Mason et al. [22] studied tanagers. For the song complexity, a principal component was calculated that included a greater frequency range, a longer song duration, and a larger number of element types. In addition, the duration of the song and the number of element types were again considered separately as part of song complexity. The plumage color was recorded from male tanagers using reflectance spectrophotometry on museum specimens. The obtained reflection spectra were quantified by recording them in an avian tetrahedral color space framework. The avian tetrahedral color space framework is a kind of color diagram that takes into account that birds have four types of retinal cones with different spectral sensitivities [58]. Nine plumage traits were used, such as color span variance of the color volume, a principal component (species occupying greater expenses of tetra color space, showing greater contrast between plumage patches and more saturated colors), the brilliance and the color volume (distribution of plumage patches of the species in avian tetrachromatic color space), to calculate for plumage complexity. Also, a division in plumage based on carotenoids and plumage based on structure was made. This study showed that the relationship between song complexity and plumage coloration differed between the subfamilies. Within the subfamilies Dacninae and Nemosiinae they also found quite strong negative correlations, but the sample sizes were only nine and four, respectively.
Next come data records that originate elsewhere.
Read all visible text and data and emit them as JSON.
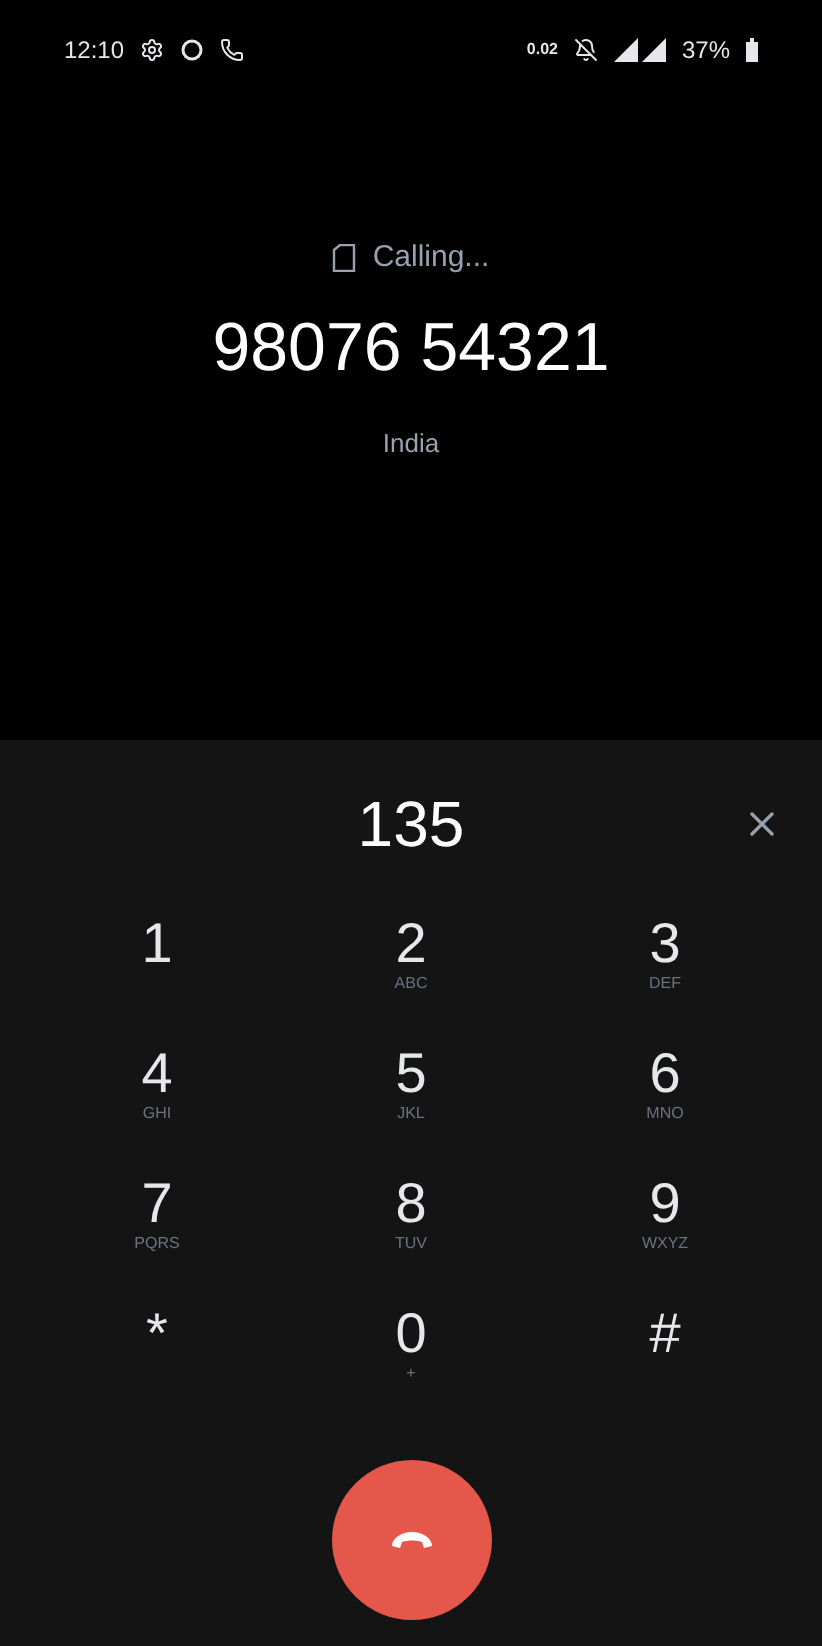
{
  "status_bar": {
    "time": "12:10",
    "data_speed": "0.02",
    "battery": "37%"
  },
  "call": {
    "status": "Calling...",
    "number": "98076 54321",
    "location": "India"
  },
  "dialpad": {
    "digits": "135",
    "keys": [
      {
        "digit": "1"
      },
      {
        "digit": "2",
        "letters": "ABC"
      },
      {
        "digit": "3",
        "letters": "DEF"
      },
      {
        "digit": "4",
        "letters": "GHI"
      },
      {
        "digit": "5",
        "letters": "JKL"
      },
      {
        "digit": "6",
        "letters": "MNO"
      },
      {
        "digit": "7",
        "letters": "PQRS"
      },
      {
        "digit": "8",
        "letters": "TUV"
      },
      {
        "digit": "9",
        "letters": "WXYZ"
      },
      {
        "digit": "*"
      },
      {
        "digit": "0",
        "letters": "+"
      },
      {
        "digit": "#"
      }
    ]
  }
}
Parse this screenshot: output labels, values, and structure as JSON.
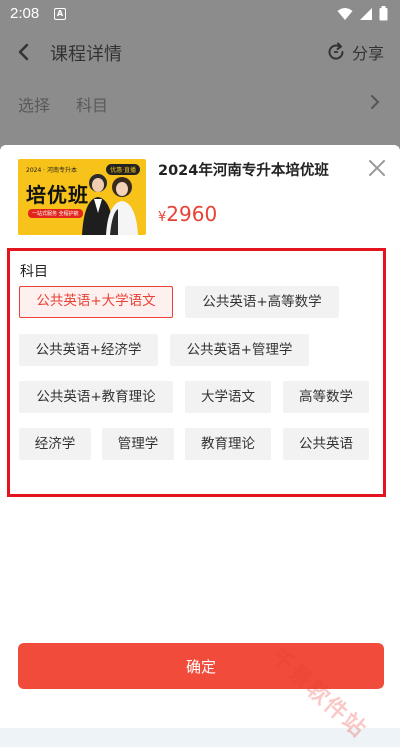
{
  "status_bar": {
    "time": "2:08",
    "notif_letter": "A"
  },
  "nav": {
    "title": "课程详情",
    "share_label": "分享"
  },
  "select_row": {
    "label": "选择",
    "value": "科目"
  },
  "course": {
    "title": "2024年河南专升本培优班",
    "price_symbol": "¥",
    "price": "2960",
    "thumbnail": {
      "top_text": "2024 · 河南专升本",
      "badge": "优惠·直播",
      "title": "培优班",
      "subtitle": "一站式服务 全程护航"
    }
  },
  "subjects": {
    "heading": "科目",
    "selected_index": 0,
    "options": [
      "公共英语+大学语文",
      "公共英语+高等数学",
      "公共英语+经济学",
      "公共英语+管理学",
      "公共英语+教育理论",
      "大学语文",
      "高等数学",
      "经济学",
      "管理学",
      "教育理论",
      "公共英语"
    ]
  },
  "confirm_label": "确定",
  "watermark_text": "千景软件站",
  "colors": {
    "accent": "#f04b3b",
    "price": "#e84135",
    "highlight_frame": "#e3141e",
    "overlay": "#8c8c8c"
  }
}
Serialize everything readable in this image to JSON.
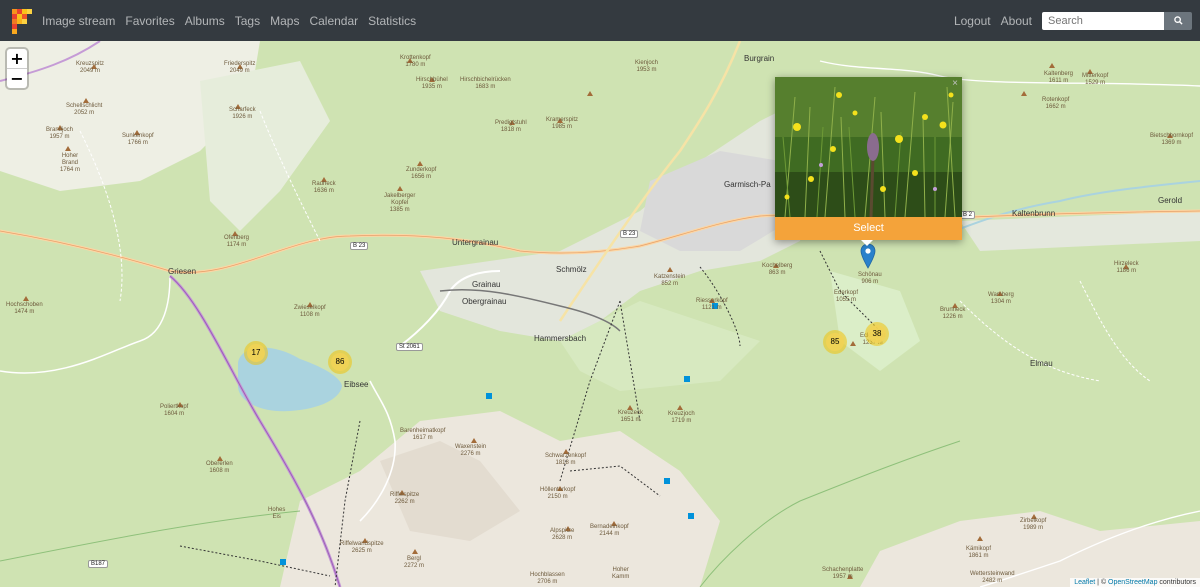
{
  "navbar": {
    "links": [
      "Image stream",
      "Favorites",
      "Albums",
      "Tags",
      "Maps",
      "Calendar",
      "Statistics"
    ],
    "logout": "Logout",
    "about": "About",
    "search_placeholder": "Search"
  },
  "map": {
    "zoom_in": "+",
    "zoom_out": "−",
    "clusters": [
      "17",
      "86",
      "85",
      "38"
    ],
    "popup": {
      "select_label": "Select",
      "close": "×"
    },
    "attribution": {
      "leaflet": "Leaflet",
      "sep": " | © ",
      "osm": "OpenStreetMap",
      "tail": " contributors"
    },
    "towns": [
      "Garmisch-Pa",
      "Untergrainau",
      "Grainau",
      "Obergrainau",
      "Schmölz",
      "Hammersbach",
      "Griesen",
      "Eibsee",
      "Kaltenbrunn",
      "Gerold",
      "Elmau",
      "Burgrain"
    ],
    "roads": [
      "B 23",
      "B 23",
      "St 2061",
      "B187",
      "B 2"
    ],
    "peaks": [
      "Kreuzspitz\n2049 m",
      "Friederspitz\n2049 m",
      "Schellschlicht\n2052 m",
      "Scharfeck\n1926 m",
      "Brandjoch\n1957 m",
      "Sunkenkopf\n1766 m",
      "Hoher\nBrand\n1764 m",
      "Krottenkopf\n1780 m",
      "Hirschbühel\n1935 m",
      "Hirschbichelrücken\n1683 m",
      "Kienjoch\n1953 m",
      "Kramerspitz\n1985 m",
      "Predigtstuhl\n1818 m",
      "Rauheck\n1636 m",
      "Jakelberger\nKopfel\n1385 m",
      "Zunderkopf\n1656 m",
      "Ofenberg\n1174 m",
      "Zwieselkopf\n1108 m",
      "Hochschoben\n1474 m",
      "Katzenstein\n852 m",
      "Riesserkopf\n1121 m",
      "Kochelberg\n863 m",
      "Eckbauer\n1237 m",
      "Wamberg\n1304 m",
      "Brunneck\n1226 m",
      "Kreuzeck\n1651 m",
      "Kreuzjoch\n1719 m",
      "Schwarzenkopf\n1818 m",
      "Höllentorkopf\n2150 m",
      "Alpspitze\n2628 m",
      "Bernadeinkopf\n2144 m",
      "Waxenstein\n2276 m",
      "Riffelspitze\n2262 m",
      "Riffelwandspitze\n2625 m",
      "Bergl\n2272 m",
      "Zirbelkopf\n1989 m",
      "Kämikopf\n1861 m",
      "Wettersteinwand\n2482 m",
      "Hirzeleck\n1186 m",
      "Poliertkopf\n1604 m",
      "Obererlen\n1608 m",
      "Kaltenberg\n1611 m",
      "Mitterkopf\n1529 m",
      "Rotenkopf\n1662 m",
      "Schönau\n906 m",
      "Ederkopf\n1055 m",
      "Barenheimatkopf\n1617 m",
      "Hochblassen\n2706 m",
      "Schachenplatte\n1957 m",
      "Bietschhornkopf\n1369 m",
      "Hoher\nKamm",
      "Hohes\nEis"
    ]
  }
}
Additionally, we found a significant negative relationship between body size and the peak frequencies. This relationship has also been shown in other studies [4,38,59,60,61,62,63,64,65,66]. The reason for this relationship between body size and frequency can be explained in that anatomical factors such as syrinx size, tracheal length, and resonance capacity interact [67]. The larger the syrinx, the larger the bird and the deeper it sings, because the membranes vibrate more slowly [68,69]. Thus, larger parids probably have a larger syrinx and sing deeper than smaller ones.
The correlation of minimum temperature with song complexity and frequency was positive. Higher and more complex frequencies are costly to produce, so the energy of the birds is not put into maintaining body temperature but into singing [6]. This is only possible in warmer regions without disadvantage.
A negative correlation between the minimum precipitation and the peak frequency was found. This could be because higher frequencies are more strongly refracted by objects such as raindrops [70]. As a result, the range of frequencies would not be very high, which might mean that the signal of the song does not reach conspecifics. For this reason, the parids probably sing lower in areas with higher precipitation.
A weakly positive correlation was found between elevational distribution and song variables. Tits in higher regions therefore sing higher. This has also been shown in other studies, such as tinamous (Tinamidae) [60], tanagers, grey-breasted wood wren (Henicorhina leucophrys) [71], and in a study across several bird species [72]. The reason may be that the optimal sound transmission is strongly dependent on the environment, such as vegetation density [3,59]. Higher frequencies are, as just explained for raindrops, scattered more by leaves and branches than lower frequencies. At a higher elevation, there is less vegetation, so higher frequencies are scattered less, such that they are not disadvantaged there [70].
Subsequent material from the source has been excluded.